Le sommet du G8 à Gênes a été l’occasion d’une expérimentation géante de contrôle et de militarisation sans précédent en Italie : rues bloquées et blindées de grilles de cinq mètres de hauteur, circulation routière entièrement redessinée, plaques d’égouts précautionneusement soudées... et autres dispositions bien plus comiques (slips et chaussettes interdites de balcon !). Plusieurs habitants exaspérés ont quitté une ville qui a pris l’air lugubre d’un énorme camp de concentration. 20 000 hommes de tous les corps armés de l’Etat ont conflué dans le chef-lieu de la Ligurie pour le quadriller. Des barrages ont été installés, des sacs destinés à renfermer d’éventuels cadavres ont été commandés, des tireurs d’élite ont été placés sur les toits et des hommes-grenouille dans la mer. Un véritable centre de torture pour prisonniers a été monté à Bolzaneto, dont la gestion a été confiée aux hommes si délicats de l’équipe spéciale anti-émeute carcérale (le GOM). En même temps, la tâche de garantir l’ordre public a été principalement confiée au corps des carabiniers, qui ont créé pour l’occasion le CCIR (Contingent de carabiniers pour l’intervention décisive), constitué de militaires dirigés par les officiers du groupe d’élite Tuscania, déjà mobilisés précédemment en Somalie, Bosnie et Albanie.

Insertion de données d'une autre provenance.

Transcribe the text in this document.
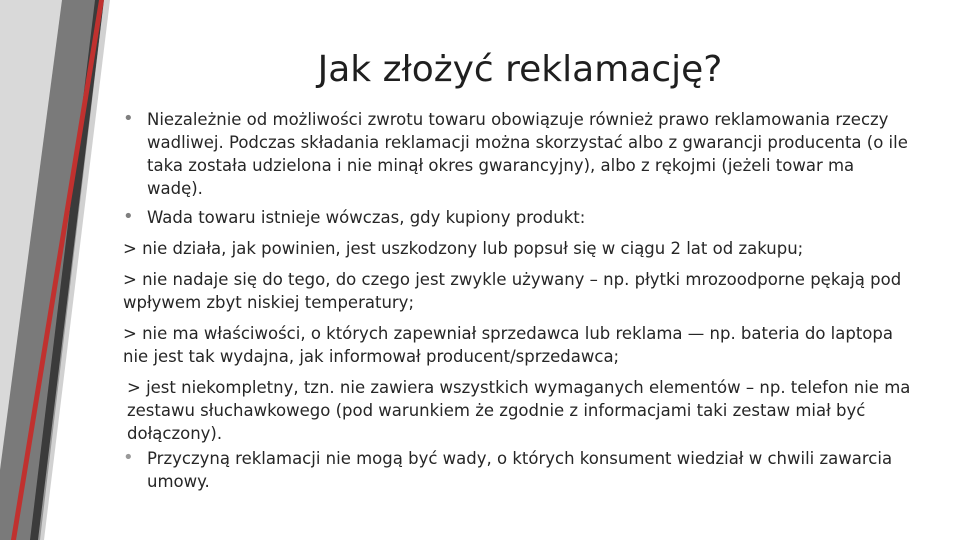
Jak złożyć reklamację?
• Niezależnie od możliwości zwrotu towaru obowiązuje również prawo reklamowania rzeczy wadliwej. Podczas składania reklamacji można skorzystać albo z gwarancji producenta (o ile taka została udzielona i nie minął okres gwarancyjny), albo z rękojmi (jeżeli towar ma wadę).
• Wada towaru istnieje wówczas, gdy kupiony produkt:
> nie działa, jak powinien, jest uszkodzony lub popsuł się w ciągu 2 lat od zakupu;
> nie nadaje się do tego, do czego jest zwykle używany – np. płytki mrozoodporne pękają pod wpływem zbyt niskiej temperatury;
> nie ma właściwości, o których zapewniał sprzedawca lub reklama — np. bateria do laptopa nie jest tak wydajna, jak informował producent/sprzedawca;
> jest niekompletny, tzn. nie zawiera wszystkich wymaganych elementów – np. telefon nie ma zestawu słuchawkowego (pod warunkiem że zgodnie z informacjami taki zestaw miał być dołączony).
• Przyczyną reklamacji nie mogą być wady, o których konsument wiedział w chwili zawarcia umowy.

L’Etat ne se préparait pas à contrôler une contestation mais à affronter une guerre. Il ne s’agissait pas de contenir des manifestants mais bien de balayer des ennemis. À Gênes, l’Etat a expérimenté pour la première fois de manière aussi systématique, explicite et diffuse, contre sa propre population, la logique militaire qui est à la base de ses opérations internationales. Histoire de rappeler que dans un monde unifié par la religion de l’argent, la ligne de fracture entre ennemis extérieurs et intérieurs est en train de s’effacer. Histoire de rappeler que la domination doit tester à petite échelle des scénarios qui pourraient se généraliser dans le futur. Après tout, si la guerre est considérée comme une opération de police, une opération de police peut bien être considérée comme une guerre.

La suite démontrera ce qui est une constante de l’expansion technologique et militaire : tous les dispositifs déployés n’attendent que d’être employés.

Le champ de bataille prévu était celui qui s’étendait autour de la “zone rouge”. C’est là, sous les grillages et les enceintes érigées pour protéger le sommet que l’on attendait les assauts des manifestants. C’est là que les petits chefs de la contestation médiatisée ont appelé leurs troupes à se rassembler avec armes et bagages. C’est là que les chiens de garde de la domination se sont concentrés pour repousser la pression des sujets insatisfaits venus quémander leurs droits illusoires. Tout paraissait prêt. Une multitude de citoyens respectueux qui hurle ses propres revendications, les forces de l’ordre payées pour les repousser, l’escarmouche négociée autour d’une table pour évoquer et exorciser le spectre de l’affrontement, les journalistes accourus du monde entier et les applaudissements à la fin, de sorte que tout se passe tranquillement, sommet et contre-sommet. Mais rien de tout cela ne s’est vérifié. Du côté des institutions, il n’y avait pas de réelle intention d’éviter l’affrontement mais au contraire la volonté délibérée de donner une leçon inoubliable aux consommateurs ingrats du bien-être occidental. Du côté du mouvement, nombre de personnes ont préféré se faire les protagonistes d’une rébellion contre les fameux puissants plutôt que de jouer le rôle de spectateurs ou de figurants dans une mise en scène agitée au profit des médias. Ainsi, les révoltés ne se montreront pas autour de la “zone rouge”, choisissant de déserter l’affrontement virtuel négocié avec les institutions pour rechercher l’affrontement réel, sans médiation. Bien qu’ils se soient présentés dans la ville et à la date prévue sur l’agenda du pouvoir, plusieurs centaines d’ennemis de ce monde, assez différents entre eux, sans chefs ni suiveurs, sans queue ni tête, iront là où ils n’étaient pas attendus. Au lieu de foncer tête baissée vers un supposé cœur de la domination, ils préféreront se déplacer ailleurs, convaincus que la domination n’a pas de cœur puisqu’elle est partout. Les espaces concrets où se pratique le culte de l’argent, où flotte la puanteur de la marchandise, où l’on entend le mensonge du commerce —et non pas de simples “symboles” du capitalisme comme le prétend la vulgate gauchiste—, connaîtront la critique pratique de l’action. Des banques seront prises d’assaut, des supermarchés pillés, des concessionnaires incendiés.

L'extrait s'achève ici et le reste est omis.